As we noted in European Weekly Analyst 11/25, in a situation where a ‘good’ and a ‘bad’ equilibrium (high yields become self-fulfilling) co-exist, the official sector can play a role. We see three interconnected stages of policy:

In the short term: As Dirk Schumacher and others have commented this past week, the ECB should act as a circuit-breaker at this juncture, interrupting the unfolding speculative dynamic in order to safeguard the transmission of monetary policy. The central bank is the only institution that can act quickly, and without a budget constraint. As in the case of FX interventions, in order to be fully effective, ECB purchases in the secondary bond market should be coordinated, i.e., involve all Euro-zone central banks, or at a minimum receive the endorsement (even tacit) of all countries. Ideally, greater coordination with the fiscal authorities could be sought, whereby the EFSF makes use of its newly extended powers and pledges to swap back part of the bonds that the ECB has bought. If the Euro-zone governments want to credibly convince private lenders that Italian bond yields have overshot their fundamentals, they should be prepared to take that risk themselves.

Over the medium term, Italy’s credit fundamentals need to be further reinforced. As our empirical analysis implies, fitted bond spreads have moved up lately and, based on IMF forecasts for GDP growth, the deficit and debt, they are forecast to move broadly sideways at around 150-200bp. On Friday, the Italian government made a commitment to bring the non-interest balance to a surplus of 5% already by 2013, from 1% now, and to ‘tie its hands’ through a German-style ‘balanced budget rule’ requiring a modification of Art.81 of the Italian Constitution. The government also promised more on the liberalization front (starting with changing Art.41 of the Constitution to say that all economic activities that are not explicitly prohibited are allowed), and on labour market reforms. More information on both fronts should transpire this coming week.

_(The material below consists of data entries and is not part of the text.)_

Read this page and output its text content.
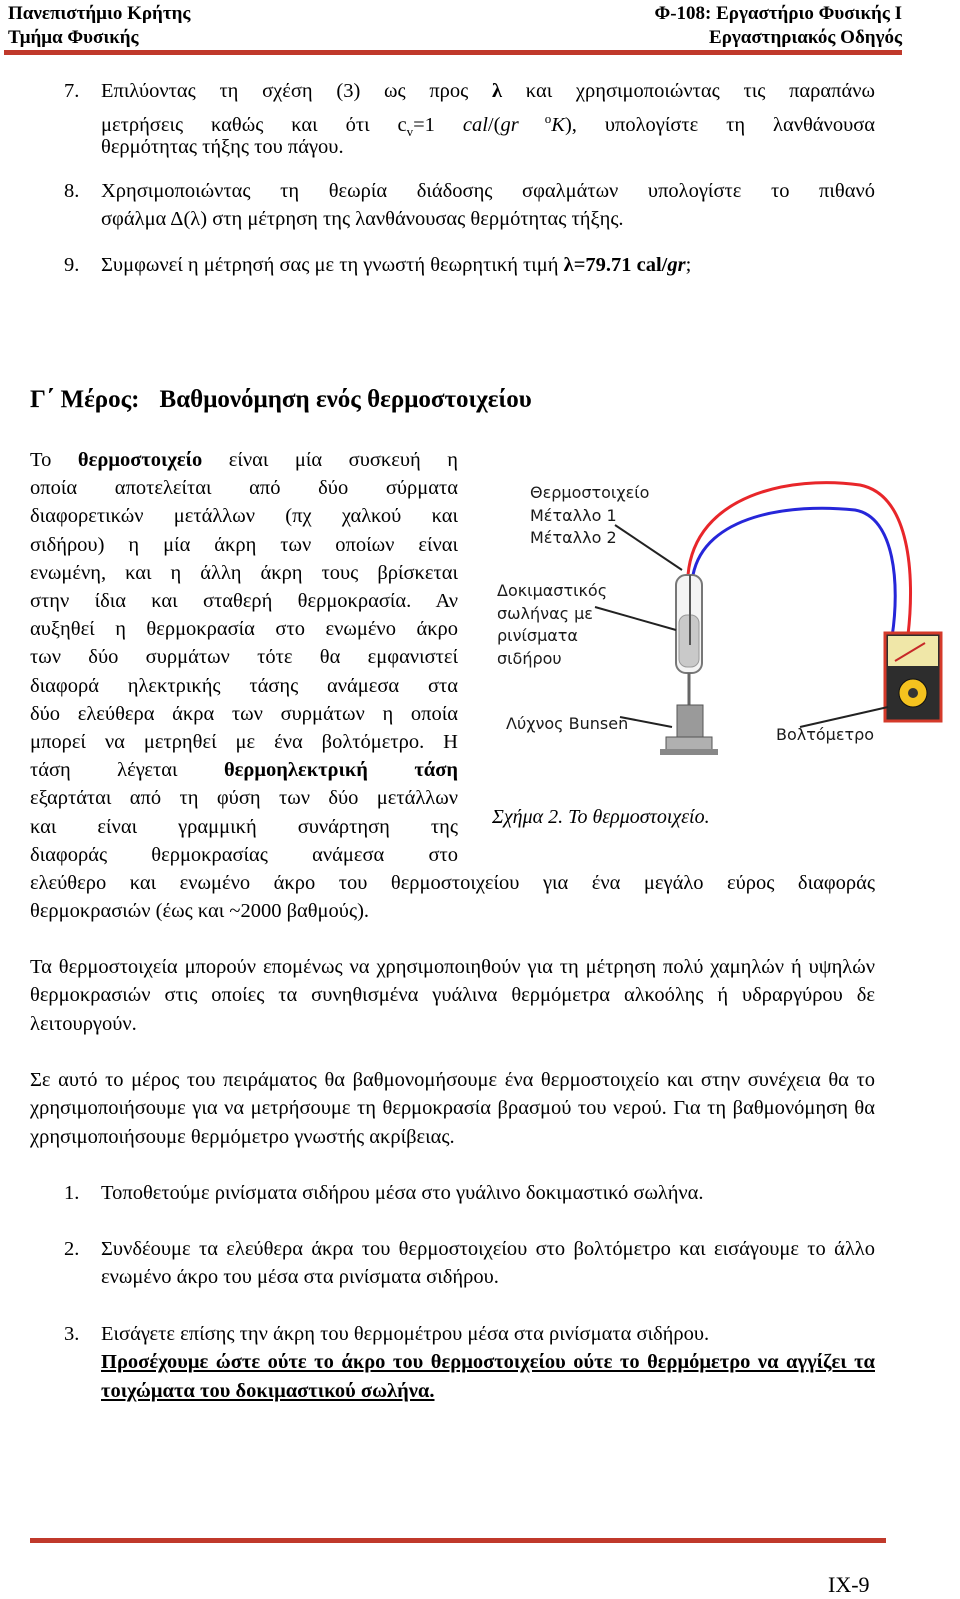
Πανεπιστήμιο Κρήτης
Τμήμα Φυσικής
Φ-108: Εργαστήριο Φυσικής Ι
Εργαστηριακός Οδηγός
7. Επιλύοντας τη σχέση (3) ως προς λ και χρησιμοποιώντας τις παραπάνω
μετρήσεις καθώς και ότι $c_v=1$ cal/(gr $^o$K), υπολογίστε τη λανθάνουσα
θερμότητας τήξης του πάγου.
8. Χρησιμοποιώντας τη θεωρία διάδοσης σφαλμάτων υπολογίστε το πιθανό
σφάλμα Δ(λ) στη μέτρηση της λανθάνουσας θερμότητας τήξης.
9. Συμφωνεί η μέτρησή σας με τη γνωστή θεωρητική τιμή λ=79.71 cal/gr;
Γ΄ Μέρος: Βαθμονόμηση ενός θερμοστοιχείου
Το θερμοστοιχείο είναι μία συσκευή η
οποία αποτελείται από δύο σύρματα
διαφορετικών μετάλλων (πχ χαλκού και
σιδήρου) η μία άκρη των οποίων είναι
ενωμένη, και η άλλη άκρη τους βρίσκεται
στην ίδια και σταθερή θερμοκρασία. Αν
αυξηθεί η θερμοκρασία στο ενωμένο άκρο
των δύο συρμάτων τότε θα εμφανιστεί
διαφορά ηλεκτρικής τάσης ανάμεσα στα
δύο ελεύθερα άκρα των συρμάτων η οποία
μπορεί να μετρηθεί με ένα βολτόμετρο. Η
τάση λέγεται θερμοηλεκτρική τάση
εξαρτάται από τη φύση των δύο μετάλλων
και είναι γραμμική συνάρτηση της
διαφοράς θερμοκρασίας ανάμεσα στο
ελεύθερο και ενωμένο άκρο του θερμοστοιχείου για ένα μεγάλο εύρος διαφοράς
θερμοκρασιών (έως και ~2000 βαθμούς).
Θερμοστοιχείο
Μέταλλο 1
Μέταλλο 2
Δοκιμαστικός
σωλήνας με
ρινίσματα
σιδήρου
Λύχνος Bunsen
Βολτόμετρο
Σχήμα 2. Το θερμοστοιχείο.
Τα θερμοστοιχεία μπορούν επομένως να χρησιμοποιηθούν για τη μέτρηση πολύ χαμηλών ή υψηλών θερμοκρασιών στις οποίες τα συνηθισμένα γυάλινα θερμόμετρα αλκοόλης ή υδραργύρου δε λειτουργούν.
Σε αυτό το μέρος του πειράματος θα βαθμονομήσουμε ένα θερμοστοιχείο και στην συνέχεια θα το χρησιμοποιήσουμε για να μετρήσουμε τη θερμοκρασία βρασμού του νερού. Για τη βαθμονόμηση θα χρησιμοποιήσουμε θερμόμετρο γνωστής ακρίβειας.
1. Τοποθετούμε ρινίσματα σιδήρου μέσα στο γυάλινο δοκιμαστικό σωλήνα.
2. Συνδέουμε τα ελεύθερα άκρα του θερμοστοιχείου στο βολτόμετρο και εισάγουμε το άλλο ενωμένο άκρο του μέσα στα ρινίσματα σιδήρου.
3. Εισάγετε επίσης την άκρη του θερμομέτρου μέσα στα ρινίσματα σιδήρου.
Προσέχουμε ώστε ούτε το άκρο του θερμοστοιχείου ούτε το θερμόμετρο να αγγίζει τα τοιχώματα του δοκιμαστικού σωλήνα.
IX-9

And, in the medium to long term, a deeper discussion should take place on Euro-zone trend growth dynamics and policy management. The Pact for the Euro—underwritten last March—envisages that all countries should reach a balanced budget over the next couple of years, and should continue to reduce public debt as a percentage to GDP under a formulaic rule. Structural reforms should help raise the growth potential, but are unlikely to boost economic activity while they are carried out (Germany’s adjustments over the past year weighed on domestic demand). Against this backdrop, running countercyclical policy at this juncture will fall more heavily on the ECB, as our new forecasts indicate. going ahead, a gradual pooling of at least some Euro area wide fiscal policies (and funding) may be required.